I had a big issue with the casino that was proposed for Gettysburg-right next to East Cavalry Field, on land where J.E.B. Stuart's troops had camped. I'm glad that one was voted down.

PA residents will never see a dime of any of that money that's supposed to be for property tax relief. When the state proposed bringing in slots, ALL the money was to go for property tax relief. The state has made millions on the slots so far this year. Where is it? (Probably paying for the governor's meals--one estimate states his food budget tops two million per year.)

Annette said...

Joyce, I actually edited a little diatribe about the proposed property tax relief out of my post. Thanks for putting it back in for me by way of your comment.

Yes, I'm amazed at how many people seem surprised that we haven't seen that grand reduction in our taxes that was promised back when the powers that be were pushing for the legalization of slots. Ha!
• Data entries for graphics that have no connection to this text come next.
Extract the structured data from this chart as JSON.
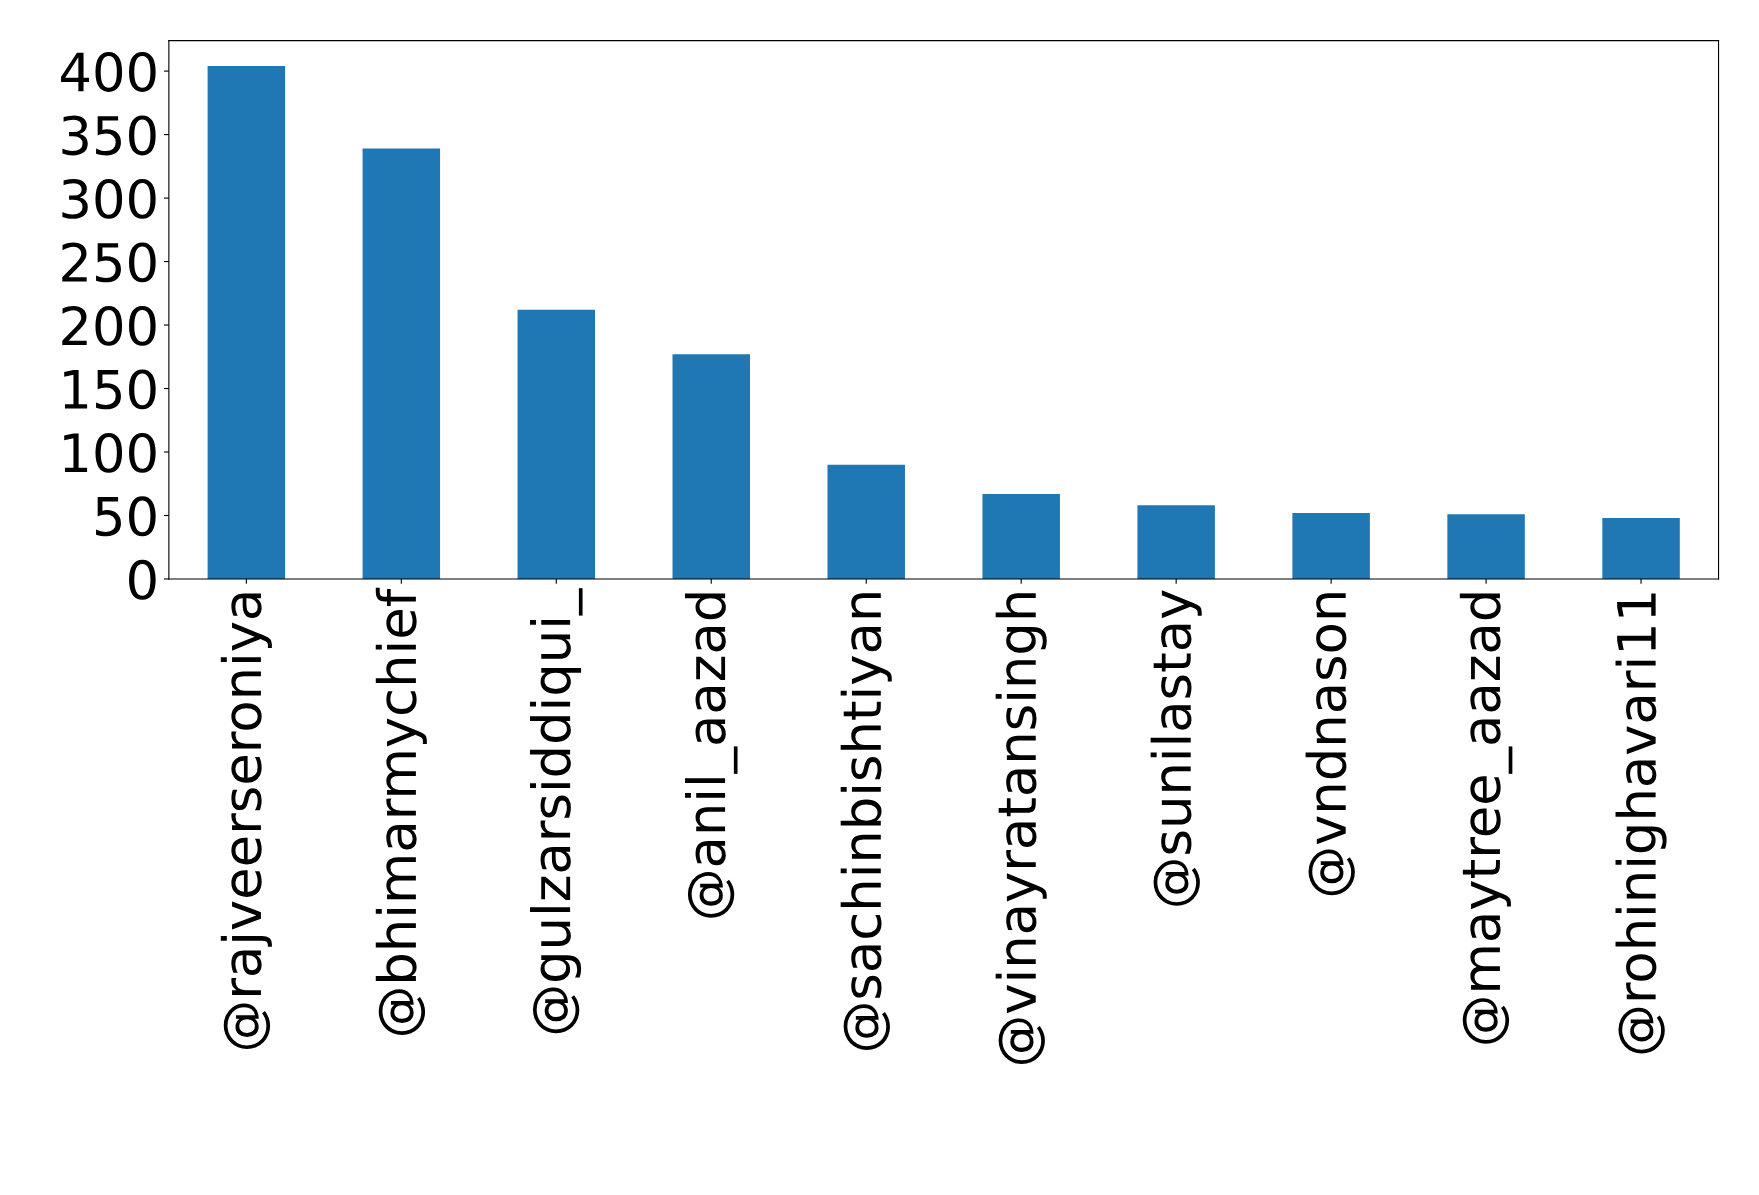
{
  "chart_data": {
    "type": "bar",
    "categories": [
      "@rajveerseroniya",
      "@bhimarmychief",
      "@gulzarsiddiqui_",
      "@anil_aazad",
      "@sachinbishtiyan",
      "@vinayratansingh",
      "@sunilastay",
      "@vndnason",
      "@maytree_aazad",
      "@rohinighavari11"
    ],
    "values": [
      404,
      339,
      212,
      177,
      90,
      67,
      58,
      52,
      51,
      48
    ],
    "color": "#1f77b4",
    "ylim": [
      0,
      424
    ],
    "yticks": [
      0,
      50,
      100,
      150,
      200,
      250,
      300,
      350,
      400
    ],
    "grid": false,
    "legend": false
  }
}
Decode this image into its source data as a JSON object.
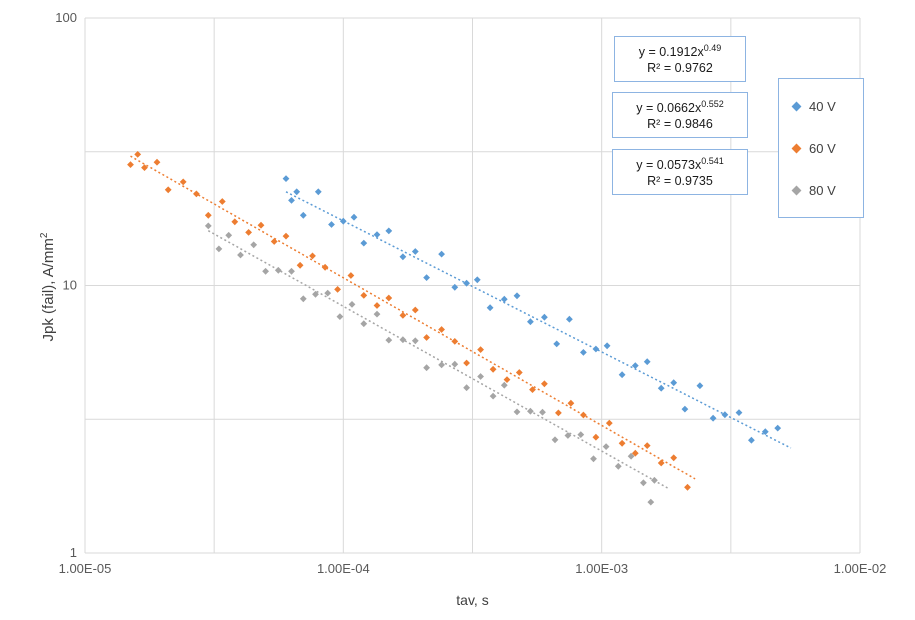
{
  "chart_data": {
    "type": "scatter",
    "title": "",
    "xlabel": "tav, s",
    "ylabel": "Jpk (fail),  A/mm",
    "ylabel_sup": "2",
    "x_scale": "log",
    "y_scale": "log",
    "xlim": [
      1e-05,
      0.01
    ],
    "ylim": [
      1,
      100
    ],
    "x_ticks": [
      {
        "value": 1e-05,
        "label": "1.00E-05"
      },
      {
        "value": 0.0001,
        "label": "1.00E-04"
      },
      {
        "value": 0.001,
        "label": "1.00E-03"
      },
      {
        "value": 0.01,
        "label": "1.00E-02"
      }
    ],
    "y_ticks": [
      {
        "value": 1,
        "label": "1"
      },
      {
        "value": 10,
        "label": "10"
      },
      {
        "value": 100,
        "label": "100"
      }
    ],
    "grid": "half-decade",
    "grid_color": "#D9D9D9",
    "legend_position": "right",
    "series": [
      {
        "name": "40 V",
        "color": "#5B9BD5",
        "marker": "diamond",
        "fit": {
          "a": 0.1912,
          "b": -0.49,
          "x_min": 6e-05,
          "x_max": 0.0054
        },
        "points": [
          [
            6e-05,
            25.1
          ],
          [
            6.3e-05,
            20.8
          ],
          [
            6.6e-05,
            22.4
          ],
          [
            7e-05,
            18.3
          ],
          [
            8e-05,
            22.4
          ],
          [
            9e-05,
            16.9
          ],
          [
            0.0001,
            17.4
          ],
          [
            0.00011,
            18.0
          ],
          [
            0.00012,
            14.4
          ],
          [
            0.000135,
            15.5
          ],
          [
            0.00015,
            16.0
          ],
          [
            0.00017,
            12.8
          ],
          [
            0.00019,
            13.4
          ],
          [
            0.00021,
            10.7
          ],
          [
            0.00024,
            13.1
          ],
          [
            0.00027,
            9.85
          ],
          [
            0.0003,
            10.2
          ],
          [
            0.00033,
            10.5
          ],
          [
            0.00037,
            8.26
          ],
          [
            0.00042,
            8.89
          ],
          [
            0.00047,
            9.15
          ],
          [
            0.00053,
            7.32
          ],
          [
            0.0006,
            7.61
          ],
          [
            0.00067,
            6.05
          ],
          [
            0.00075,
            7.48
          ],
          [
            0.00085,
            5.62
          ],
          [
            0.00095,
            5.79
          ],
          [
            0.00105,
            5.95
          ],
          [
            0.0012,
            4.64
          ],
          [
            0.00135,
            5.02
          ],
          [
            0.0015,
            5.19
          ],
          [
            0.0017,
            4.13
          ],
          [
            0.0019,
            4.33
          ],
          [
            0.0021,
            3.45
          ],
          [
            0.0024,
            4.22
          ],
          [
            0.0027,
            3.19
          ],
          [
            0.003,
            3.29
          ],
          [
            0.0034,
            3.35
          ],
          [
            0.0038,
            2.64
          ],
          [
            0.0043,
            2.84
          ],
          [
            0.0048,
            2.93
          ]
        ]
      },
      {
        "name": "60 V",
        "color": "#ED7D31",
        "marker": "diamond",
        "fit": {
          "a": 0.0662,
          "b": -0.552,
          "x_min": 1.5e-05,
          "x_max": 0.0023
        },
        "points": [
          [
            1.5e-05,
            28.3
          ],
          [
            1.6e-05,
            30.9
          ],
          [
            1.7e-05,
            27.6
          ],
          [
            1.9e-05,
            28.9
          ],
          [
            2.1e-05,
            22.8
          ],
          [
            2.4e-05,
            24.4
          ],
          [
            2.7e-05,
            22.0
          ],
          [
            3e-05,
            18.3
          ],
          [
            3.4e-05,
            20.6
          ],
          [
            3.8e-05,
            17.3
          ],
          [
            4.3e-05,
            15.8
          ],
          [
            4.8e-05,
            16.8
          ],
          [
            5.4e-05,
            14.6
          ],
          [
            6e-05,
            15.3
          ],
          [
            6.8e-05,
            11.9
          ],
          [
            7.6e-05,
            12.9
          ],
          [
            8.5e-05,
            11.7
          ],
          [
            9.5e-05,
            9.67
          ],
          [
            0.000107,
            10.9
          ],
          [
            0.00012,
            9.18
          ],
          [
            0.000135,
            8.42
          ],
          [
            0.00015,
            8.98
          ],
          [
            0.00017,
            7.73
          ],
          [
            0.00019,
            8.1
          ],
          [
            0.00021,
            6.39
          ],
          [
            0.00024,
            6.85
          ],
          [
            0.00027,
            6.18
          ],
          [
            0.0003,
            5.13
          ],
          [
            0.00034,
            5.76
          ],
          [
            0.00038,
            4.86
          ],
          [
            0.00043,
            4.45
          ],
          [
            0.00048,
            4.73
          ],
          [
            0.00054,
            4.08
          ],
          [
            0.0006,
            4.29
          ],
          [
            0.00068,
            3.34
          ],
          [
            0.00076,
            3.63
          ],
          [
            0.00085,
            3.28
          ],
          [
            0.00095,
            2.71
          ],
          [
            0.00107,
            3.06
          ],
          [
            0.0012,
            2.57
          ],
          [
            0.00135,
            2.36
          ],
          [
            0.0015,
            2.52
          ],
          [
            0.0017,
            2.17
          ],
          [
            0.0019,
            2.27
          ],
          [
            0.00215,
            1.76
          ]
        ]
      },
      {
        "name": "80 V",
        "color": "#A5A5A5",
        "marker": "diamond",
        "fit": {
          "a": 0.0573,
          "b": -0.541,
          "x_min": 3e-05,
          "x_max": 0.0018
        },
        "points": [
          [
            3e-05,
            16.7
          ],
          [
            3.3e-05,
            13.7
          ],
          [
            3.6e-05,
            15.4
          ],
          [
            4e-05,
            13.0
          ],
          [
            4.5e-05,
            14.2
          ],
          [
            5e-05,
            11.3
          ],
          [
            5.6e-05,
            11.4
          ],
          [
            6.3e-05,
            11.3
          ],
          [
            7e-05,
            8.92
          ],
          [
            7.8e-05,
            9.27
          ],
          [
            8.7e-05,
            9.37
          ],
          [
            9.7e-05,
            7.65
          ],
          [
            0.000108,
            8.5
          ],
          [
            0.00012,
            7.2
          ],
          [
            0.000135,
            7.82
          ],
          [
            0.00015,
            6.25
          ],
          [
            0.00017,
            6.27
          ],
          [
            0.00019,
            6.21
          ],
          [
            0.00021,
            4.93
          ],
          [
            0.00024,
            5.05
          ],
          [
            0.00027,
            5.08
          ],
          [
            0.0003,
            4.15
          ],
          [
            0.00034,
            4.57
          ],
          [
            0.00038,
            3.86
          ],
          [
            0.00042,
            4.24
          ],
          [
            0.00047,
            3.37
          ],
          [
            0.00053,
            3.39
          ],
          [
            0.00059,
            3.36
          ],
          [
            0.00066,
            2.65
          ],
          [
            0.00074,
            2.75
          ],
          [
            0.00083,
            2.77
          ],
          [
            0.00093,
            2.25
          ],
          [
            0.00104,
            2.5
          ],
          [
            0.00116,
            2.11
          ],
          [
            0.0013,
            2.3
          ],
          [
            0.00145,
            1.83
          ],
          [
            0.00155,
            1.55
          ],
          [
            0.0016,
            1.87
          ]
        ]
      }
    ],
    "equations": [
      {
        "text": "y = 0.1912x",
        "exponent": "0.49",
        "r2": "R² = 0.9762"
      },
      {
        "text": "y = 0.0662x",
        "exponent": "0.552",
        "r2": "R² = 0.9846"
      },
      {
        "text": "y = 0.0573x",
        "exponent": "0.541",
        "r2": "R² = 0.9735"
      }
    ]
  }
}
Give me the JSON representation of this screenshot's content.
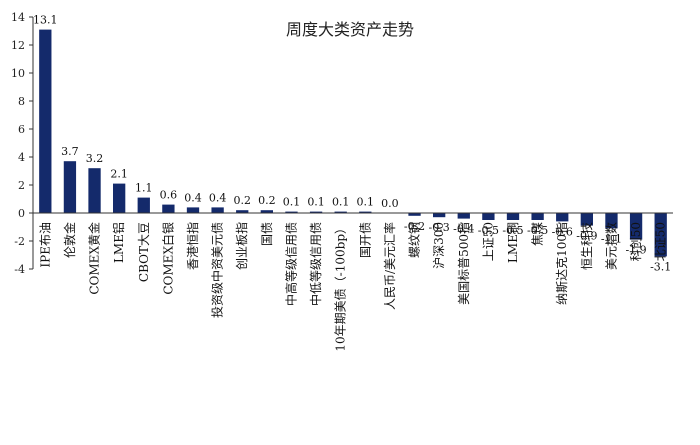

And, I'm glad they failed in their attempt to put a casino near Gettysburg, too. Casinos and racetracks? Yeah, those go together. Casinos and historical battlefields? No way.

Annette said...

Gina, if blowing a roll of nickels is all they're doing, more power to them.

Kristine said...

I'm most definitely not a gambler. I'm a struggling writer, remember? I don't part with what little money I have by chugging it all into a slot machine.

When we're on vacation, we do spend a day in Atlantic City, but it's not to gamble. My husband may play for a little while, but I cringe every time I see him stuff a dollar bill into the slot. My whole reason for going is that we eat lunch at a great sub shop and dinner at the cool Rainforest Cafe restaurant. Yes, I just go for the food.

I'm not a fan of casinos coming to Pittsburgh because I know that the city residents won't see a dime of the money it's supposed to bring in for tax relief. I think it's just going to bring nothing but problems.

Cathy said...

An interesting topic. I must admit, casinos don't do it for me. I'd be very curious to know where the slot money is going. Maybe we need a Sisters investigation. Thanks for the information, ladies.

Annette said...

Kristine, what do you mean, you're not a gambler??? You're putting your heart and soul and a large chunk of time into writing a novel and then gambling that an agent will like it and an editor will like it and the readers will like it. I think all of us writers are gamblers. It's just a different game we're playing.

Annette said...

I was just talking to someone (who wasn't aware that I had posted on this topic today) and she was pleased to tell me how much money she had won playing slots in West Virginia. But when I posed the question to her of how much money she'd spent to "win" that big, she admitted that she didn't know. From the expression on her face, I'm guessing the numbers didn't balance out in her favor.

By the way, this was someone who could NOT afford to lose money. She was trying to win money to make her mortgage payments.